At the time, she wasn’t close to his family. “Please,” Sonny said, “if there’s nothing else you do, put aside any feelings you have and call my mom every other day.” He was sent to Fort Bragg, just outside of Fayetteville, N.C. Jodie wasn’t in a hurry to follow—until what she thought was food poisoning turned out to be pregnancy.
“I cried the whole way to Fayetteville,” she recalls. “And poor Mat: He thought there were snipers in the trees. Two days later I was going to pack the car and go back. Sonny came home and found me in the empty walk-in closet, holding our cat and rocking back and forth weeping.”
He convinced her to stay, and they had a full two years together in Fayetteville before he was sent to Iraq. “They loaded the plane and then unloaded it, saying they weren’t going,” she recalls. “I was so relieved, drove home all relaxed. Then Sonny called and said, ‘I’m shipping out in 10 days.’”

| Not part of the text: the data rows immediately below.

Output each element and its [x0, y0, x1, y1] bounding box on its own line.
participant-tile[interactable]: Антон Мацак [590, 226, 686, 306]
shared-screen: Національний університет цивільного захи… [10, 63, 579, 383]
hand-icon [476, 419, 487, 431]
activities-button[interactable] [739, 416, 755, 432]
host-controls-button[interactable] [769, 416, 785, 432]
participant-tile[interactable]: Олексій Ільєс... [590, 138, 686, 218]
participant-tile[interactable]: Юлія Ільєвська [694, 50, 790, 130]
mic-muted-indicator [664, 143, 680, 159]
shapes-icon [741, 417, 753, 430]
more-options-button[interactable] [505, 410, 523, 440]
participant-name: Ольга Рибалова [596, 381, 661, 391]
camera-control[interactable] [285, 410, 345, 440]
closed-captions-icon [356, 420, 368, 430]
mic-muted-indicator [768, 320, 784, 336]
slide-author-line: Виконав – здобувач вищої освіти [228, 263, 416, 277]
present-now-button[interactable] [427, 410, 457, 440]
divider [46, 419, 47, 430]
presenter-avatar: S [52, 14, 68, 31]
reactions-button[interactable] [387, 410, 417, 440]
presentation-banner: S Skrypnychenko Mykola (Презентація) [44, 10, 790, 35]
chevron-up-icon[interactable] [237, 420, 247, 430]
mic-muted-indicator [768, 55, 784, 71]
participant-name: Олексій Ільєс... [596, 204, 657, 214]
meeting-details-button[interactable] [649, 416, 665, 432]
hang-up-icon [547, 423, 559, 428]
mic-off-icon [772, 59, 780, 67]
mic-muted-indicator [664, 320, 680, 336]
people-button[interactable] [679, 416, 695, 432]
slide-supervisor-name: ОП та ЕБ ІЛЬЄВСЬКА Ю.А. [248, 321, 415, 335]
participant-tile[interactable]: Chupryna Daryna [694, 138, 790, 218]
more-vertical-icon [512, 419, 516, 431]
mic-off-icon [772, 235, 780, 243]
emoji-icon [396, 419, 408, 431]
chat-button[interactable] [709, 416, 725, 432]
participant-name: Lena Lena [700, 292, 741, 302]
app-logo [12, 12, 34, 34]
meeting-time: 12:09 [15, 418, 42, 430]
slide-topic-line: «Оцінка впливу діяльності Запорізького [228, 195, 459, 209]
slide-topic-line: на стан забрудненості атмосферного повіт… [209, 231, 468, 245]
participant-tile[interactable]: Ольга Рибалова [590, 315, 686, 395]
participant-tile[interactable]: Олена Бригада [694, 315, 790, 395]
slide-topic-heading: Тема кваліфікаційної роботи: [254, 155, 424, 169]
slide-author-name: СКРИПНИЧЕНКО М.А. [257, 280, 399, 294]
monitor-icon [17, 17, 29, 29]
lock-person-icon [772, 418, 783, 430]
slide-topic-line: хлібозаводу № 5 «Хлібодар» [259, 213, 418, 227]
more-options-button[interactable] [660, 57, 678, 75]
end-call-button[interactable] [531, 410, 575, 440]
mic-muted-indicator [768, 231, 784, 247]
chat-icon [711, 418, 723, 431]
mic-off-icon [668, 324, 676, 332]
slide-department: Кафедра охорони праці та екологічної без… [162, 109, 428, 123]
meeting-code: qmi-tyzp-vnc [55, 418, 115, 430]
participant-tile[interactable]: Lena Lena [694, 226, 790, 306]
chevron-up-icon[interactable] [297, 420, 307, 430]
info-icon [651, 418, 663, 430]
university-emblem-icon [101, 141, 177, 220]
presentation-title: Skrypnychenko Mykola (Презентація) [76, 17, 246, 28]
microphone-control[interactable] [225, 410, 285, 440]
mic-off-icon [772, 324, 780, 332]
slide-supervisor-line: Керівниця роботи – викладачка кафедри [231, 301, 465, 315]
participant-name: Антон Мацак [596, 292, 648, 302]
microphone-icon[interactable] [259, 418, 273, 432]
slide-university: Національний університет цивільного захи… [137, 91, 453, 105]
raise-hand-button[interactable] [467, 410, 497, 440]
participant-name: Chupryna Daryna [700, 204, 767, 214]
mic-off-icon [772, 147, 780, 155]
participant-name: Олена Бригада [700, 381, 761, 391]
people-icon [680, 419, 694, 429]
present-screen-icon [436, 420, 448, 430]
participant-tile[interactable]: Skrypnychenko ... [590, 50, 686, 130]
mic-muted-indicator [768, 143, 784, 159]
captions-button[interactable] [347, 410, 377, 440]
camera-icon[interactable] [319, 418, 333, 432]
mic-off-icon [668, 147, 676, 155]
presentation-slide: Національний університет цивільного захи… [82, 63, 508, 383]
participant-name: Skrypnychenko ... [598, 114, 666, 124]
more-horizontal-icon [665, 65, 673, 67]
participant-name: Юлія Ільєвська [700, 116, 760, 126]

He sees his second-born on a videophone once a week and emails Jodie as often as he can. “Mat is 14, very shy but very polite; 2-year-old Tucker is wild and fearless,” he writes. “I miss them so much.”
Yet when he was home on leave, Jodie says, “He was sharp with me, which is not like him, and he was sharp with Mat, and he was very tired. When we were driving, he said, ‘Jodie, you don’t understand: On the highway in Iraq, if a car even comes near us, we are told to start firing.’”
“Sometimes the Army brings out the worst in me,” concedes Sonny, who’s afraid he’s losing patience and doesn’t want his family to suffer. “You develop a lack of tolerance for bullshit or nonsense.”
He’s achingly proud, though, to be a member of the 82nd Airborne. “I like the honor of standing next to individuals who know the meaning of team,” he writes. “But to put pieces of your brother in a body bag at times sickens me. Some higher-ups like to call it the ultimate sacrifice. I think that’s a cheap way to describe it.”
He thinks every day about a young specialist named Marshall. “Marshall and I had an old man–young man relationship. I would tease him about being a Southern wannabe rodeo hillbilly. He would call me Old Balls. Sorry, but that’s what he called me. The kid had a great heart and did his job really well.”
One day a Bravo platoon was ambushed as a distraction, while two dump trucks drove in and exploded. “Marshall was the first man KIA,” Wolfe writes. “Nine of my guys perished, the worst loss in one day for 3 Panther 3rd Brigade 82nd Airborne since Vietnam. I went numb. I think when we get home and finally realize the men that didn’t come home with us are never coming back, that’s when it will hit and hit hard.”
In less than a year, 21 men in Wolfe’s squadron were killed in action.
“I don’t know what to expect when Sonny comes home,” Jodie says. “I hope he’ll talk if he needs to. A lot of these guys, the mentality is just, ‘Let’s kill somebody.’ But Sonny’s never been afraid to cry or to be honest.” And yet, when an IED exploded 30 feet ahead of his Humvee, he didn’t tell her for three months. “He said, ‘I didn’t want you to worry.’ He got a combat medal, and he wanted to tell me that, so that’s how I found out.”
He was scheduled to come home on August 21 of this year, but his service was extended until October 21. Then he was told it might be extended again.
“I don’t think St. Louisans realize we need more people in the fight,” he writes. “Fighting in large numbers sure would help me and my guys out. Where is my backup, where are my replacements? They’re at home having fun while the rest of us who volunteer take on the burdens of a nation at war. Not mad about it, just stating a fact.”